I have fixed width file having 5 fixed width column. Here is the structure of the file. {col1:3char, col2:35char, col3:3char, col4:11char, col5:4char}
. Here is the sample file
111 SagarKhatavkar 030 9999ABIT
112 VishalKataria 028 9999ABIT
113 GauravSomvanshi 032 9999ABIT
114 SonalKartekiya 029 9999ABIT
So as suggested in other posts I use RegEx. Here is the DDL I created.
CREATE TABLE emp (emplid STRING, name STRING, age String, salary String, dept STRING)

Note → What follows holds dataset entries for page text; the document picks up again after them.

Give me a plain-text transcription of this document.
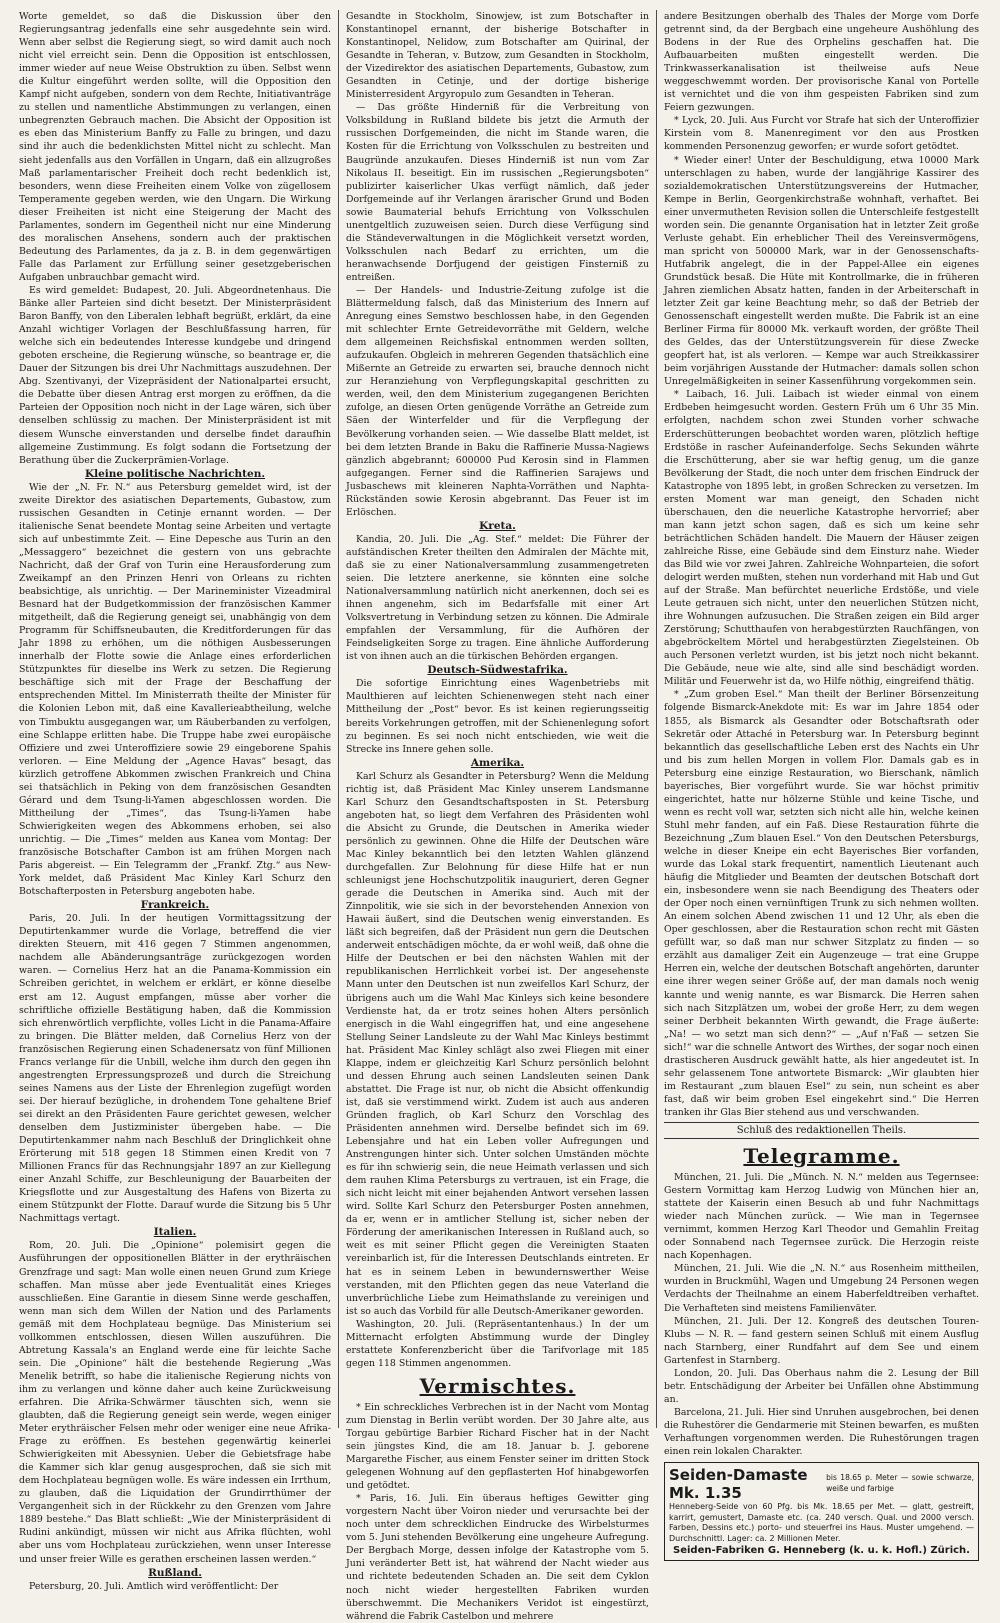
Worte gemeldet, so daß die Diskussion über den Regierungsantrag jedenfalls eine sehr ausgedehnte sein wird. Wenn aber selbst die Regierung siegt, so wird damit auch noch nicht viel erreicht sein. Denn die Opposition ist entschlossen, immer wieder auf neue Weise Obstruktion zu üben. Selbst wenn die Kultur eingeführt werden sollte, will die Opposition den Kampf nicht aufgeben, sondern von dem Rechte, Initiativanträge zu stellen und namentliche Abstimmungen zu verlangen, einen unbegrenzten Gebrauch machen. Die Absicht der Opposition ist es eben das Ministerium Banffy zu Falle zu bringen, und dazu sind ihr auch die bedenklichsten Mittel nicht zu schlecht. Man sieht jedenfalls aus den Vorfällen in Ungarn, daß ein allzugroßes Maß parlamentarischer Freiheit doch recht bedenklich ist, besonders, wenn diese Freiheiten einem Volke von zügellosem Temperamente gegeben werden, wie den Ungarn. Die Wirkung dieser Freiheiten ist nicht eine Steigerung der Macht des Parlamentes, sondern im Gegentheil nicht nur eine Minderung des moralischen Ansehens, sondern auch der praktischen Bedeutung des Parlamentes, da ja z. B. in dem gegenwärtigen Falle das Parlament zur Erfüllung seiner gesetzgeberischen Aufgaben unbrauchbar gemacht wird.

Es wird gemeldet: Budapest, 20. Juli. Abgeordnetenhaus. Die Bänke aller Parteien sind dicht besetzt. Der Ministerpräsident Baron Banffy, von den Liberalen lebhaft begrüßt, erklärt, da eine Anzahl wichtiger Vorlagen der Beschlußfassung harren, für welche sich ein bedeutendes Interesse kundgebe und dringend geboten erscheine, die Regierung wünsche, so beantrage er, die Dauer der Sitzungen bis drei Uhr Nachmittags auszudehnen. Der Abg. Szentivanyi, der Vizepräsident der Nationalpartei ersucht, die Debatte über diesen Antrag erst morgen zu eröffnen, da die Parteien der Opposition noch nicht in der Lage wären, sich über denselben schlüssig zu machen. Der Ministerpräsident ist mit diesem Wunsche einverstanden und derselbe findet daraufhin allgemeine Zustimmung. Es folgt sodann die Fortsetzung der Berathung über die Zuckerprämien-Vorlage.

Kleine politische Nachrichten.

Wie der „N. Fr. N.“ aus Petersburg gemeldet wird, ist der zweite Direktor des asiatischen Departements, Gubastow, zum russischen Gesandten in Cetinje ernannt worden. — Der italienische Senat beendete Montag seine Arbeiten und vertagte sich auf unbestimmte Zeit. — Eine Depesche aus Turin an den „Messaggero“ bezeichnet die gestern von uns gebrachte Nachricht, daß der Graf von Turin eine Herausforderung zum Zweikampf an den Prinzen Henri von Orleans zu richten beabsichtige, als unrichtig. — Der Marineminister Vizeadmiral Besnard hat der Budgetkommission der französischen Kammer mitgetheilt, daß die Regierung geneigt sei, unabhängig von dem Programm für Schiffsneubauten, die Kreditforderungen für das Jahr 1898 zu erhöhen, um die nöthigen Ausbesserungen innerhalb der Flotte sowie die Anlage eines erforderlichen Stützpunktes für dieselbe ins Werk zu setzen. Die Regierung beschäftige sich mit der Frage der Beschaffung der entsprechenden Mittel. Im Ministerrath theilte der Minister für die Kolonien Lebon mit, daß eine Kavallerieabtheilung, welche von Timbuktu ausgegangen war, um Räuberbanden zu verfolgen, eine Schlappe erlitten habe. Die Truppe habe zwei europäische Offiziere und zwei Unteroffiziere sowie 29 eingeborene Spahis verloren. — Eine Meldung der „Agence Havas“ besagt, das kürzlich getroffene Abkommen zwischen Frankreich und China sei thatsächlich in Peking von dem französischen Gesandten Gérard und dem Tsung-li-Yamen abgeschlossen worden. Die Mittheilung der „Times“, das Tsung-li-Yamen habe Schwierigkeiten wegen des Abkommens erhoben, sei also unrichtig. — Die „Times“ melden aus Kanea vom Montag: Der französische Botschafter Cambon ist am frühen Morgen nach Paris abgereist. — Ein Telegramm der „Frankf. Ztg.“ aus New-York meldet, daß Präsident Mac Kinley Karl Schurz den Botschafterposten in Petersburg angeboten habe.

Frankreich.

Paris, 20. Juli. In der heutigen Vormittagssitzung der Deputirtenkammer wurde die Vorlage, betreffend die vier direkten Steuern, mit 416 gegen 7 Stimmen angenommen, nachdem alle Abänderungsanträge zurückgezogen worden waren. — Cornelius Herz hat an die Panama-Kommission ein Schreiben gerichtet, in welchem er erklärt, er könne dieselbe erst am 12. August empfangen, müsse aber vorher die schriftliche offizielle Bestätigung haben, daß die Kommission sich ehrenwörtlich verpflichte, volles Licht in die Panama-Affaire zu bringen. Die Blätter melden, daß Cornelius Herz von der französischen Regierung einen Schadenersatz von fünf Millionen Francs verlange für die Unbill, welche ihm durch den gegen ihn angestrengten Erpressungsprozeß und durch die Streichung seines Namens aus der Liste der Ehrenlegion zugefügt worden sei. Der hierauf bezügliche, in drohendem Tone gehaltene Brief sei direkt an den Präsidenten Faure gerichtet gewesen, welcher denselben dem Justizminister übergeben habe. — Die Deputirtenkammer nahm nach Beschluß der Dringlichkeit ohne Erörterung mit 518 gegen 18 Stimmen einen Kredit von 7 Millionen Francs für das Rechnungsjahr 1897 an zur Kiellegung einer Anzahl Schiffe, zur Beschleunigung der Bauarbeiten der Kriegsflotte und zur Ausgestaltung des Hafens von Bizerta zu einem Stützpunkt der Flotte. Darauf wurde die Sitzung bis 5 Uhr Nachmittags vertagt.

Italien.

Rom, 20. Juli. Die „Opinione“ polemisirt gegen die Ausführungen der oppositionellen Blätter in der erythräischen Grenzfrage und sagt: Man wolle einen neuen Grund zum Kriege schaffen. Man müsse aber jede Eventualität eines Krieges ausschließen. Eine Garantie in diesem Sinne werde geschaffen, wenn man sich dem Willen der Nation und des Parlaments gemäß mit dem Hochplateau begnüge. Das Ministerium sei vollkommen entschlossen, diesen Willen auszuführen. Die Abtretung Kassala's an England werde eine für leichte Sache sein. Die „Opinione“ hält die bestehende Regierung „Was Menelik betrifft, so habe die italienische Regierung nichts von ihm zu verlangen und könne daher auch keine Zurückweisung erfahren. Die Afrika-Schwärmer täuschten sich, wenn sie glaubten, daß die Regierung geneigt sein werde, wegen einiger Meter erythräischer Felsen mehr oder weniger eine neue Afrika-Frage zu eröffnen. Es bestehen gegenwärtig keinerlei Schwierigkeiten mit Abessynien. Ueber die Gebietsfrage habe die Kammer sich klar genug ausgesprochen, daß sie sich mit dem Hochplateau begnügen wolle. Es wäre indessen ein Irrthum, zu glauben, daß die Liquidation der Grundirrthümer der Vergangenheit sich in der Rückkehr zu den Grenzen vom Jahre 1889 bestehe.“ Das Blatt schließt: „Wie der Ministerpräsident di Rudini ankündigt, müssen wir nicht aus Afrika flüchten, wohl aber uns vom Hochplateau zurückziehen, wenn unser Interesse und unser freier Wille es gerathen erscheinen lassen werden.“

Rußland.

Petersburg, 20. Juli. Amtlich wird veröffentlicht: Der

Gesandte in Stockholm, Sinowjew, ist zum Botschafter in Konstantinopel ernannt, der bisherige Botschafter in Konstantinopel, Nelidow, zum Botschafter am Quirinal, der Gesandte in Teheran, v. Butzow, zum Gesandten in Stockholm, der Vizedirektor des asiatischen Departements, Gubastow, zum Gesandten in Cetinje, und der dortige bisherige Ministerresident Argyropulo zum Gesandten in Teheran.

— Das größte Hinderniß für die Verbreitung von Volksbildung in Rußland bildete bis jetzt die Armuth der russischen Dorfgemeinden, die nicht im Stande waren, die Kosten für die Errichtung von Volksschulen zu bestreiten und Baugründe anzukaufen. Dieses Hinderniß ist nun vom Zar Nikolaus II. beseitigt. Ein im russischen „Regierungsboten“ publizirter kaiserlicher Ukas verfügt nämlich, daß jeder Dorfgemeinde auf ihr Verlangen ärarischer Grund und Boden sowie Baumaterial behufs Errichtung von Volksschulen unentgeltlich zuzuweisen seien. Durch diese Verfügung sind die Ständeverwaltungen in die Möglichkeit versetzt worden, Volksschulen nach Bedarf zu errichten, um die heranwachsende Dorfjugend der geistigen Finsterniß zu entreißen.

— Der Handels- und Industrie-Zeitung zufolge ist die Blättermeldung falsch, daß das Ministerium des Innern auf Anregung eines Semstwo beschlossen habe, in den Gegenden mit schlechter Ernte Getreidevorräthe mit Geldern, welche dem allgemeinen Reichsfiskal entnommen werden sollten, aufzukaufen. Obgleich in mehreren Gegenden thatsächlich eine Mißernte an Getreide zu erwarten sei, brauche dennoch nicht zur Heranziehung von Verpflegungskapital geschritten zu werden, weil, den dem Ministerium zugegangenen Berichten zufolge, an diesen Orten genügende Vorräthe an Getreide zum Säen der Winterfelder und für die Verpflegung der Bevölkerung vorhanden seien. — Wie dasselbe Blatt meldet, ist bei dem letzten Brande in Baku die Raffinerie Mussa-Nagiews gänzlich abgebrannt; 600000 Pud Kerosin sind in Flammen aufgegangen. Ferner sind die Raffinerien Sarajews und Jusbaschews mit kleineren Naphta-Vorräthen und Naphta-Rückständen sowie Kerosin abgebrannt. Das Feuer ist im Erlöschen.

Kreta.

Kandia, 20. Juli. Die „Ag. Stef.“ meldet: Die Führer der aufständischen Kreter theilten den Admiralen der Mächte mit, daß sie zu einer Nationalversammlung zusammengetreten seien. Die letztere anerkenne, sie könnten eine solche Nationalversammlung natürlich nicht anerkennen, doch sei es ihnen angenehm, sich im Bedarfsfalle mit einer Art Volksvertretung in Verbindung setzen zu können. Die Admirale empfahlen der Versammlung, für die Aufhören der Feindseligkeiten Sorge zu tragen. Eine ähnliche Aufforderung ist von ihnen auch an die türkischen Behörden ergangen.

Deutsch-Südwestafrika.

Die sofortige Einrichtung eines Wagenbetriebs mit Maulthieren auf leichten Schienenwegen steht nach einer Mittheilung der „Post“ bevor. Es ist keinen regierungsseitig bereits Vorkehrungen getroffen, mit der Schienenlegung sofort zu beginnen. Es sei noch nicht entschieden, wie weit die Strecke ins Innere gehen solle.

Amerika.

Karl Schurz als Gesandter in Petersburg? Wenn die Meldung richtig ist, daß Präsident Mac Kinley unserem Landsmanne Karl Schurz den Gesandtschaftsposten in St. Petersburg angeboten hat, so liegt dem Verfahren des Präsidenten wohl die Absicht zu Grunde, die Deutschen in Amerika wieder persönlich zu gewinnen. Ohne die Hilfe der Deutschen wäre Mac Kinley bekanntlich bei den letzten Wahlen glänzend durchgefallen. Zur Belohnung für diese Hilfe hat er nun schleunigst jene Hochschutzpolitik inauguriert, deren Gegner gerade die Deutschen in Amerika sind. Auch mit der Zinnpolitik, wie sie sich in der bevorstehenden Annexion von Hawaii äußert, sind die Deutschen wenig einverstanden. Es läßt sich begreifen, daß der Präsident nun gern die Deutschen anderweit entschädigen möchte, da er wohl weiß, daß ohne die Hilfe der Deutschen er bei den nächsten Wahlen mit der republikanischen Herrlichkeit vorbei ist. Der angesehenste Mann unter den Deutschen ist nun zweifellos Karl Schurz, der übrigens auch um die Wahl Mac Kinleys sich keine besondere Verdienste hat, da er trotz seines hohen Alters persönlich energisch in die Wahl eingegriffen hat, und eine angesehene Stellung Seiner Landsleute zu der Wahl Mac Kinleys bestimmt hat. Präsident Mac Kinley schlägt also zwei Fliegen mit einer Klappe, indem er gleichzeitig Karl Schurz persönlich belohnt und dessen Ehrung auch seinen Landsleuten seinen Dank abstattet. Die Frage ist nur, ob nicht die Absicht offenkundig ist, daß sie verstimmend wirkt. Zudem ist auch aus anderen Gründen fraglich, ob Karl Schurz den Vorschlag des Präsidenten annehmen wird. Derselbe befindet sich im 69. Lebensjahre und hat ein Leben voller Aufregungen und Anstrengungen hinter sich. Unter solchen Umständen möchte es für ihn schwierig sein, die neue Heimath verlassen und sich dem rauhen Klima Petersburgs zu vertrauen, ist ein Frage, die sich nicht leicht mit einer bejahenden Antwort versehen lassen wird. Sollte Karl Schurz den Petersburger Posten annehmen, da er, wenn er in amtlicher Stellung ist, sicher neben der Förderung der amerikanischen Interessen in Rußland auch, so weit es mit seiner Pflicht gegen die Vereinigten Staaten vereinbarlich ist, für die Interessen Deutschlands eintreten. Er hat es in seinem Leben in bewundernswerther Weise verstanden, mit den Pflichten gegen das neue Vaterland die unverbrüchliche Liebe zum Heimathslande zu vereinigen und ist so auch das Vorbild für alle Deutsch-Amerikaner geworden.

Washington, 20. Juli. (Repräsentantenhaus.) In der um Mitternacht erfolgten Abstimmung wurde der Dingley erstattete Konferenzbericht über die Tarifvorlage mit 185 gegen 118 Stimmen angenommen.

Vermischtes.

* Ein schreckliches Verbrechen ist in der Nacht vom Montag zum Dienstag in Berlin verübt worden. Der 30 Jahre alte, aus Torgau gebürtige Barbier Richard Fischer hat in der Nacht sein jüngstes Kind, die am 18. Januar b. J. geborene Margarethe Fischer, aus einem Fenster seiner im dritten Stock gelegenen Wohnung auf den gepflasterten Hof hinabgeworfen und getödtet.

* Paris, 16. Juli. Ein überaus heftiges Gewitter ging vorgestern Nacht über Voiron nieder und verursachte bei der noch unter dem schrecklichen Eindrucke des Wirbelsturmes vom 5. Juni stehenden Bevölkerung eine ungeheure Aufregung. Der Bergbach Morge, dessen infolge der Katastrophe vom 5. Juni veränderter Bett ist, hat während der Nacht wieder aus und richtete bedeutenden Schaden an. Die seit dem Cyklon noch nicht wieder hergestellten Fabriken wurden überschwemmt. Die Mechanikers Veridot ist eingestürzt, während die Fabrik Castelbon und mehrere

andere Besitzungen oberhalb des Thales der Morge vom Dorfe getrennt sind, da der Bergbach eine ungeheure Aushöhlung des Bodens in der Rue des Orphelins geschaffen hat. Die Aufbauarbeiten mußten eingestellt werden. Die Trinkwasserkanalisation ist theilweise aufs Neue weggeschwemmt worden. Der provisorische Kanal von Portelle ist vernichtet und die von ihm gespeisten Fabriken sind zum Feiern gezwungen.

* Lyck, 20. Juli. Aus Furcht vor Strafe hat sich der Unteroffizier Kirstein vom 8. Manenregiment vor den aus Prostken kommenden Personenzug geworfen; er wurde sofort getödtet.

* Wieder einer! Unter der Beschuldigung, etwa 10000 Mark unterschlagen zu haben, wurde der langjährige Kassirer des sozialdemokratischen Unterstützungsvereins der Hutmacher, Kempe in Berlin, Georgenkirchstraße wohnhaft, verhaftet. Bei einer unvermutheten Revision sollen die Unterschleife festgestellt worden sein. Die genannte Organisation hat in letzter Zeit große Verluste gehabt. Ein erheblicher Theil des Vereinsvermögens, man spricht von 500000 Mark, war in der Genossenschafts-Hutfabrik angelegt, die in der Pappel-Allee ein eigenes Grundstück besaß. Die Hüte mit Kontrollmarke, die in früheren Jahren ziemlichen Absatz hatten, fanden in der Arbeiterschaft in letzter Zeit gar keine Beachtung mehr, so daß der Betrieb der Genossenschaft eingestellt werden mußte. Die Fabrik ist an eine Berliner Firma für 80000 Mk. verkauft worden, der größte Theil des Geldes, das der Unterstützungsverein für diese Zwecke geopfert hat, ist als verloren. — Kempe war auch Streikkassirer beim vorjährigen Ausstande der Hutmacher: damals sollen schon Unregelmäßigkeiten in seiner Kassenführung vorgekommen sein.

* Laibach, 16. Juli. Laibach ist wieder einmal von einem Erdbeben heimgesucht worden. Gestern Früh um 6 Uhr 35 Min. erfolgten, nachdem schon zwei Stunden vorher schwache Erderschütterungen beobachtet worden waren, plötzlich heftige Erdstöße in rascher Aufeinanderfolge. Sechs Sekunden währte die Erschütterung, aber sie war heftig genug, um die ganze Bevölkerung der Stadt, die noch unter dem frischen Eindruck der Katastrophe von 1895 lebt, in großen Schrecken zu versetzen. Im ersten Moment war man geneigt, den Schaden nicht überschauen, den die neuerliche Katastrophe hervorrief; aber man kann jetzt schon sagen, daß es sich um keine sehr beträchtlichen Schäden handelt. Die Mauern der Häuser zeigen zahlreiche Risse, eine Gebäude sind dem Einsturz nahe. Wieder das Bild wie vor zwei Jahren. Zahlreiche Wohnparteien, die sofort delogirt werden mußten, stehen nun vorderhand mit Hab und Gut auf der Straße. Man befürchtet neuerliche Erdstöße, und viele Leute getrauen sich nicht, unter den neuerlichen Stützen nicht, ihre Wohnungen aufzusuchen. Die Straßen zeigen ein Bild arger Zerstörung; Schutthaufen von herabgestürzten Rauchfängen, von abgebröckeltem Mörtel und herabgestürzten Ziegelsteinen. Ob auch Personen verletzt wurden, ist bis jetzt noch nicht bekannt. Die Gebäude, neue wie alte, sind alle sind beschädigt worden. Militär und Feuerwehr ist da, wo Hilfe nöthig, eingreifend thätig.

* „Zum groben Esel.“ Man theilt der Berliner Börsenzeitung folgende Bismarck-Anekdote mit: Es war im Jahre 1854 oder 1855, als Bismarck als Gesandter oder Botschaftsrath oder Sekretär oder Attaché in Petersburg war. In Petersburg beginnt bekanntlich das gesellschaftliche Leben erst des Nachts ein Uhr und bis zum hellen Morgen in vollem Flor. Damals gab es in Petersburg eine einzige Restauration, wo Bierschank, nämlich bayerisches, Bier vorgeführt wurde. Sie war höchst primitiv eingerichtet, hatte nur hölzerne Stühle und keine Tische, und wenn es recht voll war, setzten sich nicht alle hin, welche keinen Stuhl mehr fanden, auf ein Faß. Diese Restauration führte die Bezeichnung „Zum blauen Esel.“ Von den Deutschen Petersburgs, welche in dieser Kneipe ein echt Bayerisches Bier vorfanden, wurde das Lokal stark frequentirt, namentlich Lieutenant auch häufig die Mitglieder und Beamten der deutschen Botschaft dort ein, insbesondere wenn sie nach Beendigung des Theaters oder der Oper noch einen vernünftigen Trunk zu sich nehmen wollten. An einem solchen Abend zwischen 11 und 12 Uhr, als eben die Oper geschlossen, aber die Restauration schon recht mit Gästen gefüllt war, so daß man nur schwer Sitzplatz zu finden — so erzählt aus damaliger Zeit ein Augenzeuge — trat eine Gruppe Herren ein, welche der deutschen Botschaft angehörten, darunter eine ihrer wegen seiner Größe auf, der man damals noch wenig kannte und wenig nannte, es war Bismarck. Die Herren sahen sich nach Sitzplätzen um, wobei der große Herr, zu dem wegen seiner Derbheit bekannten Wirth gewandt, die Frage äußerte: „Na! — wo setzt man sich denn?“ — „Auf n'Faß — setzen Sie sich!“ war die schnelle Antwort des Wirthes, der sogar noch einen drastischeren Ausdruck gewählt hatte, als hier angedeutet ist. In sehr gelassenem Tone antwortete Bismarck: „Wir glaubten hier im Restaurant „zum blauen Esel“ zu sein, nun scheint es aber fast, daß wir beim groben Esel eingekehrt sind.“ Die Herren tranken ihr Glas Bier stehend aus und verschwanden.

Schluß des redaktionellen Theils.
Telegramme.

München, 21. Juli. Die „Münch. N. N.“ melden aus Tegernsee: Gestern Vormittag kam Herzog Ludwig von München hier an, stattete der Kaiserin einen Besuch ab und fuhr Nachmittags wieder nach München zurück. — Wie man in Tegernsee vernimmt, kommen Herzog Karl Theodor und Gemahlin Freitag oder Sonnabend nach Tegernsee zurück. Die Herzogin reiste nach Kopenhagen.

München, 21. Juli. Wie die „N. N.“ aus Rosenheim mittheilen, wurden in Bruckmühl, Wagen und Umgebung 24 Personen wegen Verdachts der Theilnahme an einem Haberfeldtreiben verhaftet. Die Verhafteten sind meistens Familienväter.

München, 21. Juli. Der 12. Kongreß des deutschen Touren-Klubs — N. R. — fand gestern seinen Schluß mit einem Ausflug nach Starnberg, einer Rundfahrt auf dem See und einem Gartenfest in Starnberg.

London, 20. Juli. Das Oberhaus nahm die 2. Lesung der Bill betr. Entschädigung der Arbeiter bei Unfällen ohne Abstimmung an.

Barcelona, 21. Juli. Hier sind Unruhen ausgebrochen, bei denen die Ruhestörer die Gendarmerie mit Steinen bewarfen, es mußten Verhaftungen vorgenommen werden. Die Ruhestörungen tragen einen rein lokalen Charakter.

Seiden-Damaste Mk. 1.35
bis 18.65 p. Meter — sowie schwarze, weiße und farbige
Henneberg-Seide von 60 Pfg. bis Mk. 18.65 per Met. — glatt, gestreift, karrirt, gemustert, Damaste etc. (ca. 240 versch. Qual. und 2000 versch. Farben, Dessins etc.) porto- und steuerfrei ins Haus. Muster umgehend. — Durchschnittl. Lager: ca. 2 Millionen Meter.
Seiden-Fabriken G. Henneberg (k. u. k. Hofl.) Zürich.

ROW FORMAT SERDE 'org.apache.hadoop.hive.contrib.serde2.RegexSerDe'
WITH SERDEPROPERTIES (
"input.regex" = "(.{4})(.{35})(.{3})(.{11})(.{4})",
"output.format.string" = "%1$s %2$s %3$s %4$s %5$s"
)
After using load from local to load the data in this table gives all values as NULL.
load data local inpath '/home/test1/emp.txt' into table emp;
Running select on the table
hive> select * from emp;
OK
NULL NULL NULL NULL NULL
NULL NULL NULL NULL NULL
NULL NULL NULL NULL NULL
NULL NULL NULL NULL NULL
Time taken: 0.959 seconds, Fetched: 4 row(s)
Please advise what's wrong with the DDL? I am using 2.4.2.0-258 version of Hive.
I got the issue. There was an issue with first column data. The file supposed to have EXACT 57 bytes. Otherwise it would mark the complete row as NULL.